Het zijn kille onpersoonlijke blokkendozen. Die bouwsels in Noord-Oost Rotterdam: Ommoord, het Lage Land, Prinsenland, Zevenkamp, Oosterflank ja zelfs Nesselande en ook die in Zuid: Lombardijen, Hordijkerveld, Reijeroord, Groene Hagen, Beverwaard. Elke grote Nederlandse stad heeft wijken die vrijwel identiek zijn aan bovengenoemde woonbuurten. Wie in zo’n wijk gedropt wordt, weet niet in welke stad hij of zij zich bevind.
Deze wijken zijn merendeels gebouwd vanaf de jaren zestig
van de vorige eeuw. Ik zou er voor mijn verdriet nog niet willen wonen. Maar ik
woon er nu mooi wel! Ik ben nu
eenenzeventig jaar, daarvan heb ik drie jaar in het oude centrum van Schiedam
gewoond, tien jaar in Spangen, zes jaar in Delfshaven en zevenenveertig jaar in
het Oude Noorden, die oude wijk, grenzend aan het centrum van Rotterdam. Ik
voel een soort tegenzin om me die buurtjes hier, die straten, die winkels, die
pleinen, die parkjes vertrouwd te maken. Van de medemensen hier voel ik me
vervreemd, hoewel ... zijn ze er überhaupt wel?

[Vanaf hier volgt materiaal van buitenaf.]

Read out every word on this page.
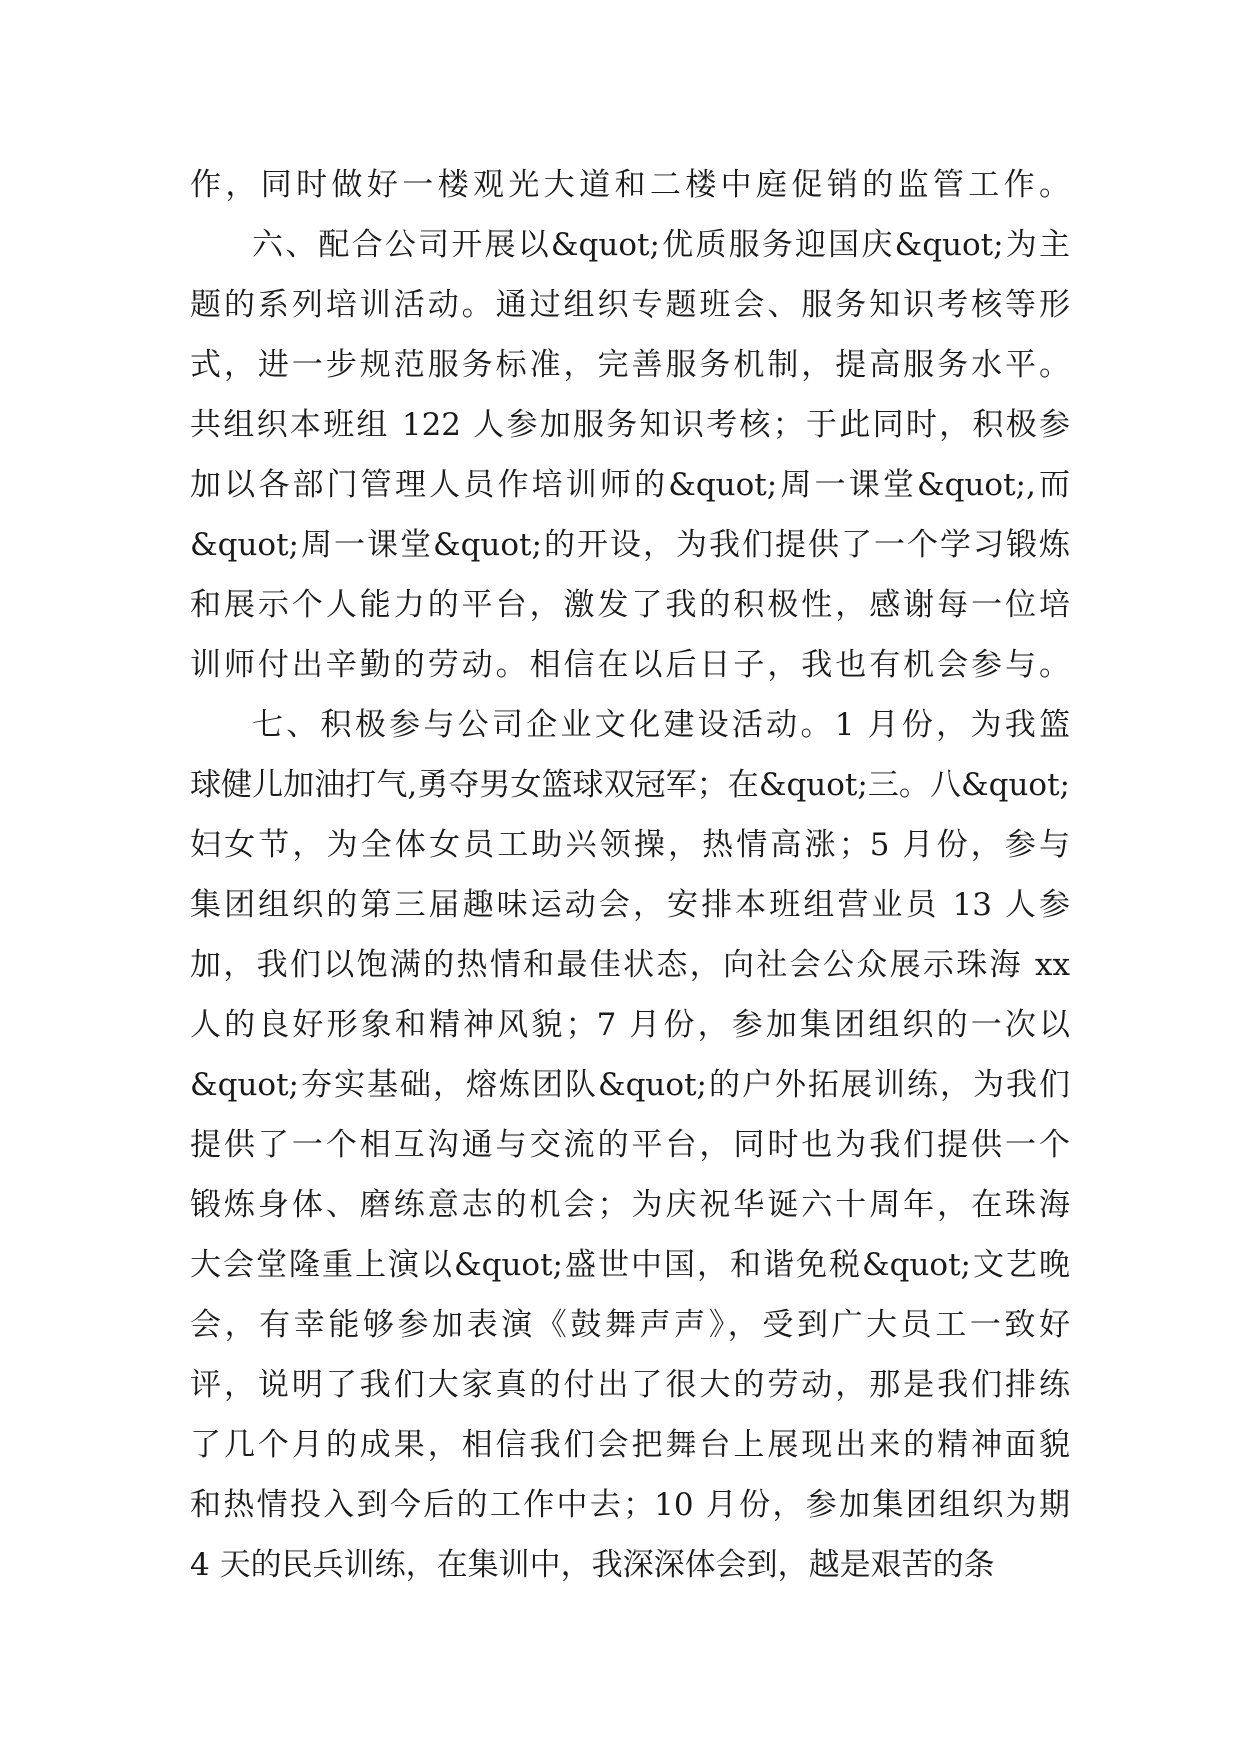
作，同时做好一楼观光大道和二楼中庭促销的监管工作。
六、配合公司开展以&quot;优质服务迎国庆&quot;为主
题的系列培训活动。通过组织专题班会、服务知识考核等形
式，进一步规范服务标准，完善服务机制，提高服务水平。
共组织本班组 122 人参加服务知识考核；于此同时，积极参
加以各部门管理人员作培训师的&quot;周一课堂&quot;,而
&quot;周一课堂&quot;的开设，为我们提供了一个学习锻炼
和展示个人能力的平台，激发了我的积极性，感谢每一位培
训师付出辛勤的劳动。相信在以后日子，我也有机会参与。
七、积极参与公司企业文化建设活动。1 月份，为我篮
球健儿加油打气,勇夺男女篮球双冠军；在&quot;三。八&quot;
妇女节，为全体女员工助兴领操，热情高涨；5 月份，参与
集团组织的第三届趣味运动会，安排本班组营业员 13 人参
加，我们以饱满的热情和最佳状态，向社会公众展示珠海 xx
人的良好形象和精神风貌；7 月份，参加集团组织的一次以
&quot;夯实基础，熔炼团队&quot;的户外拓展训练，为我们
提供了一个相互沟通与交流的平台，同时也为我们提供一个
锻炼身体、磨练意志的机会；为庆祝华诞六十周年，在珠海
大会堂隆重上演以&quot;盛世中国，和谐免税&quot;文艺晚
会，有幸能够参加表演《鼓舞声声》，受到广大员工一致好
评，说明了我们大家真的付出了很大的劳动，那是我们排练
了几个月的成果，相信我们会把舞台上展现出来的精神面貌
和热情投入到今后的工作中去；10 月份，参加集团组织为期
4 天的民兵训练，在集训中，我深深体会到，越是艰苦的条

Ik woonde met veel plezier in Het oude Noorden. Ruim veertig
jaar ... een drukke, gezellige wijk, altijd veel volk op straat. Woonde daar samen met mijn hond, mijn katten, mijn
kinderen en de vrouw, die toen nog mijn vrouw was. Ik was ook al opa toen ik
nog in het Oude Noorden woonde. Op een dag zei de vrouw, toen nog mijn vrouw,
dat ze niet gelukkig was … dat was wat ze tóén zei … korte tijd later zei ze
dat ze niet voor twee zieken, twee bipolairen, tegelijk kon zorgen. Onze zoon
en ik zijn beiden bipolair. Aan onze zoon zou ze haar handen al meer dan vol
hebben, in een manische of depressieve episode.
Ze koos voor onze zoon. Mij kon ze er niet meer bij hebben. Er moest gescheiden
worden, na vijfenveertig jaar huwelijk. In eerste instantie wilde ik zelf blijven
wonen in (toen nog) onze woning aan de Linker Rottekade. Had ik maar voet bij
stuk gehouden! Ik maakte mezelf wijs dat mijn bijna ex-vrouw meer recht had op
die woning. Zij was, wist ik, verliefd op het Oude Noorden (ik ook) en zij was daar
heel erg politiek actief (ik helemaal niet) en daardoor kende ze veel mensen het
Oude Noorden (ik niet zo). Bovendien dacht ik, dat ik het in mijn uppie wel zou
redden in een andere woning, waar dan ook. Kortom ik liet mijn ex het huis. Wanneer
had ik mezelf aangeleerd het niet voor mezelf op te nemen?
Al snel na de scheiding kon ik intrekken bij een vriend in
de Proveniersbuurt, een oude buurt achter het Centraal Station. Ik woonde daar
vier maanden. Toen kon ik een appartement in Prinsenland huren. Mijn huidige
woning sinds zes jaar. Als ik geweten had, wat ik nu weet had ik de woning
nooit genomen. Nog steeds voel ik mij hier een vreemde eend in de bijt. Ook de latrelatie,
die ik hier gedurende vijf jaar had, heeft dat gevoel alleen maar versterkt.
Vijf verloren jaren. Slecht was ik, terwijl ik heel graag goed had willen zijn.
Heimwee bleef, naar het Oude Noorden. Wat een verschil met de
steriele aanbouw in Zuid en Noord-Oost-Rotterdam! Heimwee is er, naar de
straatjes als het oude, lieflijke, smalle maar ook stoere Zwaanshals, de gezellige
winkeltjes en cafeetjes in de Zwartjanstraat en de Noordmolenstraat, de
Zaagmolenstraat, de Zwaanshalskade langs de Rotte, de pleinen: het Noordplein
(met een eco-markt), het Pijnackerplein
(met muziek en toneel) en niet te vergeten naar de diversiteit van de
bevolking: volop nationaliteiten,
tegenwoordig, godzijdank, mondjesmaat aangevuld met yuppen. Wat mis ik dat alles.